Distributed computing: Each task runs on a single core, and all the tasks collectively are spread across many machines, to be executed in a concurrent manner via a driver/executor architecture. Tasks are scheduled and managed by the driver and processed by the executors. As this approach is based upon internet technologies, it has inherent inefficiencies and overhead, both in the driver/executor model as well as communication between machines using inefficient communications (such as TCP), that compound as the number of nodes increases. Distributed computing was popularized to address big data analytics challenges in the enterprise, first with Apache Hadoop using MapReduce and subsequently with Apache Spark. Inefficiency challenges increasingly arise in this approach as the number of nodes increases.
Parallel computing: Processes are carried out simultaneously on all available cores and memory. Large problems can often be divided into smaller ones, which can then be solved at the same time. Single Program Multiple Data (SPMD), the most common style of parallel programming, is a technique to achieve parallelism whereby processes are split up and run simultaneously on multiple processors with different input in order to obtain results faster. Communication between processes is typically done via Message Passing Interface (MPI). Parallel computing was developed based upon techniques proven over the past several decades in high-performance computing (HPC) and supercomputing research and development. Applications historically applied to scientific research such as climate and weather predictions, fluid dynamics with highly trained experts developing the code. Parallel computing technologies and techniques are becoming mainstream with HPC computing in the cloud by providers such as AWS and Microsoft Azure.

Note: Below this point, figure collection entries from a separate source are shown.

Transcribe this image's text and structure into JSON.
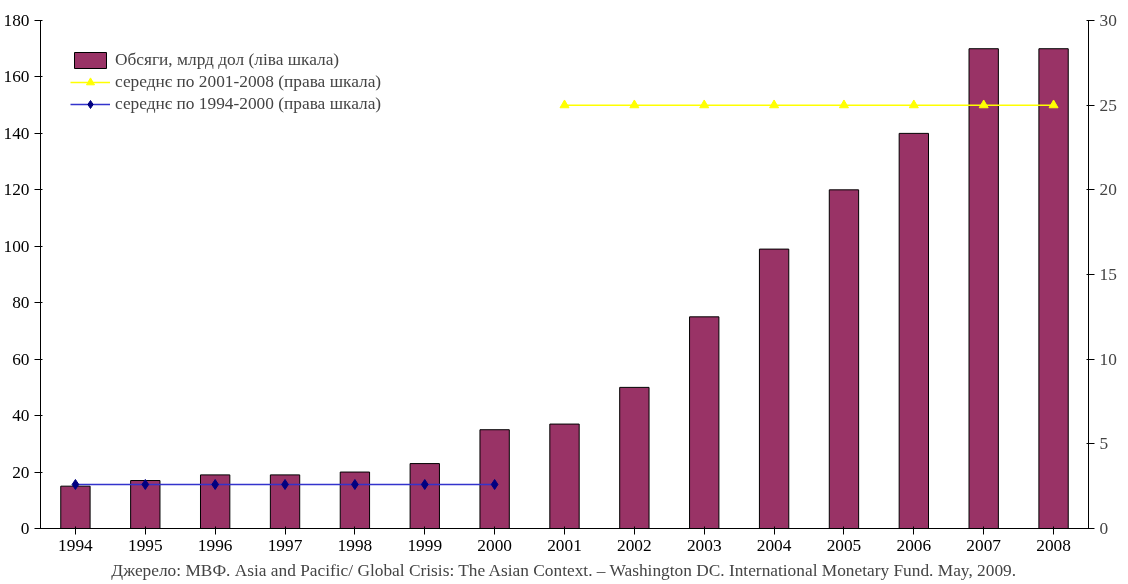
{
  "chart_data": {
    "type": "bar",
    "categories": [
      "1994",
      "1995",
      "1996",
      "1997",
      "1998",
      "1999",
      "2000",
      "2001",
      "2002",
      "2003",
      "2004",
      "2005",
      "2006",
      "2007",
      "2008"
    ],
    "series": [
      {
        "name": "Обсяги, млрд дол (ліва шкала)",
        "color": "#993366",
        "values": [
          15,
          17,
          19,
          19,
          20,
          23,
          35,
          37,
          50,
          75,
          99,
          120,
          140,
          170,
          170
        ]
      },
      {
        "name": "середнє по 2001-2008 (права шкала)",
        "type": "line",
        "axis": "y2",
        "marker": "triangle",
        "color": "#ffff00",
        "values": [
          null,
          null,
          null,
          null,
          null,
          null,
          null,
          25,
          25,
          25,
          25,
          25,
          25,
          25,
          25
        ]
      },
      {
        "name": "середнє по 1994-2000 (права шкала)",
        "type": "line",
        "axis": "y2",
        "marker": "diamond",
        "color": "#000080",
        "values": [
          2.6,
          2.6,
          2.6,
          2.6,
          2.6,
          2.6,
          2.6,
          null,
          null,
          null,
          null,
          null,
          null,
          null,
          null
        ]
      }
    ],
    "ylim": [
      0,
      180
    ],
    "yticks": [
      0,
      20,
      40,
      60,
      80,
      100,
      120,
      140,
      160,
      180
    ],
    "y2lim": [
      0,
      30
    ],
    "y2ticks": [
      0,
      5,
      10,
      15,
      20,
      25,
      30
    ],
    "grid": false,
    "legend": "top left",
    "annotations": [
      "Джерело: МВФ. Asia and Pacific/ Global Crisis: The Asian Context. – Washington DC. International Monetary Fund. May, 2009."
    ]
  }
}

Bodo uses both core techniques of parallel computing: SPMD as the style of parallel programming and MPI for communication between processes. Bodo is the first platform to combine the simplicity of a scripting language, using Python, with the power of parallel programming that can run on commonly available hardware. Bodo is more efficient than distributed computing with: SPMD, providing no overhead of task management as in driver/executor approaches; MPI, yielding highly efficient communication between processes; and high reliability, due to faster processing and less failure points.